I say, "I'm just going to take care of this right now."

The tiny pocket knife sitting on the second-to-top step to our front porch.

It's been sitting there since the middle of January when we came home from an evening at the theater and found it.

I don't know where it came from. I don't know why we left it. At first it seemed like an evil omen to me and I didn't want to touch it. But it soon became this thing Stephen and I both were oddly possessive of, always wanting to make sure it was still there. For me, this was partly habit. It was there so it should stay there. It was also weird, and I like things that are weird.

That weird little knife hooked up with the part of my brain that loves story. I often wonder, how will it end? All stories have ends, so this one must, too. Will we just come home one day and it's gone? Back in the summer that happened, actually. I walked up the steps and—blink—it wasn't there. I felt sad. But I also felt like, OK, there's the end of the story. Now it's a completed thing.

Then I was weeding in the yard over the weekend and found it lying in the middle of the grass.

I put it back on the second-to-top step again and made sure it was set at a slant, just like always.

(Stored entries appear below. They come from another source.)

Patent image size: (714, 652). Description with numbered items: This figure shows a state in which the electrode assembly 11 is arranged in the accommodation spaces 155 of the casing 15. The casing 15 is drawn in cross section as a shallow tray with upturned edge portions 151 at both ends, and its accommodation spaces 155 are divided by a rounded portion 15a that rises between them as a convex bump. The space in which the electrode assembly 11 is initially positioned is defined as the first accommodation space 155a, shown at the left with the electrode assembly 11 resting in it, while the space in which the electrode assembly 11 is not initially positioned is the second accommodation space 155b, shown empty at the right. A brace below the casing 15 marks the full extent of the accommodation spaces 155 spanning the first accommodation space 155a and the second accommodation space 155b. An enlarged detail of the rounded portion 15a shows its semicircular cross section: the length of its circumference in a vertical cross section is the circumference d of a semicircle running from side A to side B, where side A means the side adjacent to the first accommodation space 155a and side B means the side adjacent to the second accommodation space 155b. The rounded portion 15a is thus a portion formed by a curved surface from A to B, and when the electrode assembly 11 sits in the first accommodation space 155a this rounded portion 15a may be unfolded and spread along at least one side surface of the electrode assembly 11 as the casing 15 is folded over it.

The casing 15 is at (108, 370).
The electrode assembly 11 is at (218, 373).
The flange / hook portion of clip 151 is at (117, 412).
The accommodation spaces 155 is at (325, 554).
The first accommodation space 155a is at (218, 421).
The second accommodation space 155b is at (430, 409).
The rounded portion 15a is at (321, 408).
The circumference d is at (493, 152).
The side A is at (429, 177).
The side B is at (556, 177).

Last week we had fierce winds in Portland. I wondered if that would be the end to this little knife story. Whether we'd take it down so that it didn't fly off into the night. Whether we'd leave it and it would do just that. I thought about mentioning it to Stephen but then figured I'd let fate decide. And wind whipped the trees all day and all night and the knife didn't budge.

But you don't leave a knife on your porch when it's Halloween.

Hey, kids, we're away, but help yourselves. We have Whoppers. Milk Duds. Concealable weapons.

I round the front of the car and grab the picket knife from the step. It's so small and light in my hand.

Perhaps this will be where the story ends. Perhaps I'll get it back to Stephen at the back fence, and he'll say, maybe it's time...

He holds the gate open for me and I walk through. He points to the place where the fence ends at the corner of our house near the back door.

"Put it there," he says. "It can guard our house from here."

I put the knife on the edge of the fence, and Stephen turns it a little to make sure it's slanty, just like always.